Consumer financing was progressing till FY08, but began to decline from FY09 after banks became cautious in lending to avoid risks as the global financial crisis and recession started to impact domestic economic growth. Combined consumer finance portfolio of all banks shrank by 18 per cent in FY09, 16.7 per cent in FY10, 11 per cent in FY11, and by six per cent in FY12, SBP statistics reveal.
However, banks are now refocusing on consumer financing, primarily to check the rising percentage of non-performing loans. Bankers say they have realised over the last few years that squeezed consumer financing expands non-performing loans. “Reduced consumer financing actually results in slower receipts of payments in installments, and that leads to the categorisation of a part of the loans as non-performing,” explains the head of a local private bank.
He and many other bankers admit that high rates of interest (ranging between 18 and 36 per cent, depending upon the type of consumer finance and the tenure of the lease), as well as difficult procedures and a general lack of enthusiasm among bankers for marketing consumer finance products on a wider scale have been stumbling blocks in the progress of this very promising section of banking.
But they also point to the fact that consumer banking grows when the economy is on a high growth path. “Consumer banking made a debut here in 1990s and accelerated between FY2000 and FY2008, when average GDP growth was over five per cent. And more importantly, domestic demand for lifestyle changing goods was up,” recalls the head of consumer finance at a foreign bank.
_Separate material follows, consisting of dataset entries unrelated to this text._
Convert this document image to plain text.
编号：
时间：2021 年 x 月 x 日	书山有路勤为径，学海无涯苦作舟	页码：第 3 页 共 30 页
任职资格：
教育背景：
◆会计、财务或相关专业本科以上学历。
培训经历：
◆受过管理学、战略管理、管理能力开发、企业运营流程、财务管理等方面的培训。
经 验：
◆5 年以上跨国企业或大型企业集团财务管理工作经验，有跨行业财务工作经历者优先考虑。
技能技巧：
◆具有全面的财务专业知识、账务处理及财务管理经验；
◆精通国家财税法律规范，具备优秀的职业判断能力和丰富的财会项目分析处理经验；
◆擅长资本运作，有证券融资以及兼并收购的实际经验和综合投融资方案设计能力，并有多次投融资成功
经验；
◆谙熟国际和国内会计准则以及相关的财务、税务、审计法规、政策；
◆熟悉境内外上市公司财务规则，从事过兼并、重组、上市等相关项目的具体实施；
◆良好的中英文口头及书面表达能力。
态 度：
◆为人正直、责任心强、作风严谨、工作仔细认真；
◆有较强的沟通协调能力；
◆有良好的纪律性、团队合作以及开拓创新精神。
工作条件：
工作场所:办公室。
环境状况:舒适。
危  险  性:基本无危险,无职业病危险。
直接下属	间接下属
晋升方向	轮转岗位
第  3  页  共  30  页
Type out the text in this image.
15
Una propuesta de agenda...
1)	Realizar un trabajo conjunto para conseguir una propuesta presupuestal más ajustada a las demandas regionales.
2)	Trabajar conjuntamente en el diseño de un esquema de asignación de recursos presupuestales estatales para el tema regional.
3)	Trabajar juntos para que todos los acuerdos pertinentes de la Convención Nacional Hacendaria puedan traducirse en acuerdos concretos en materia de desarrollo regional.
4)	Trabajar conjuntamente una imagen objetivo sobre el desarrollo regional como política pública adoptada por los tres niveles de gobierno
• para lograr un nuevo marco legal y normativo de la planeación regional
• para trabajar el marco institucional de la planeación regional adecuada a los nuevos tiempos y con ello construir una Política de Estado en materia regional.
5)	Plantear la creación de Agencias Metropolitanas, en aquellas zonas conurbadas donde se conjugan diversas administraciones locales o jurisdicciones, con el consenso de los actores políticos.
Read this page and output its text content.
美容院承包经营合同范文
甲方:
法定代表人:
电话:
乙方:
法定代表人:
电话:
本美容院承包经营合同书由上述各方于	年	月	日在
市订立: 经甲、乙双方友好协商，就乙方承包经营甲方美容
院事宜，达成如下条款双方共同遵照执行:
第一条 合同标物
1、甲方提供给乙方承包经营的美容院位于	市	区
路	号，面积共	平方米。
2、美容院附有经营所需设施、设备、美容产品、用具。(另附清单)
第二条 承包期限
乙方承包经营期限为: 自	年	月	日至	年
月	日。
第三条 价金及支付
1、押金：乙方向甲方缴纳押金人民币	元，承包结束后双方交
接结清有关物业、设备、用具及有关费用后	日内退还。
Now, after four years of 2-3 per cent GDP growth, the country is expecting a higher growth rate this year. Besides, higher income levels in rural areas and rapid influx of the rural population into towns and cities, combined with increased disposable incomes of some classes of urban people (including households that receive remittances from overseas Pakistanis), have set the stage for greater activity in consumer financing.
“How well banks can tap the potential depends upon them,” says a central banker. “Banks can substantially cut costs of consumer financing and make it cheaper for their clients by investing in infrastructure, technology and human assets.”
Lack of investment in these areas makes it difficult for banks to satisfy their credit card holders, which is one basic reason for the decline in credit card financing. Automatic teller machines do not work properly or remain out of cash at times when cash is needed most, like on Eidul Fitr and Eidul Azha. Customers’ complaints keep piling up but no real relief is provided to them, which discourages prospective credit card seekers.
Lack of expertise in housing finance also shows through banks’ tendency to cater to affluent applicants of only selected areas of big cities and towns, where they think loan recovery would not be a problem. But quite often, housing finance demand comes from thriving middle-income areas, and once those who need it are turned down by banks, they turn to informal sources of financing that are costlier but come in handy.
Bankers say the prime reason for low or no growth in housing finance has been a general lack of demand, plus their inability to find professionally sound property value assessors.
But above all, as banks are busy parking most of their funds in treasury bills and bonds, they generally ignore financing requirements of the private sector as a whole, of which consumer financing is a part.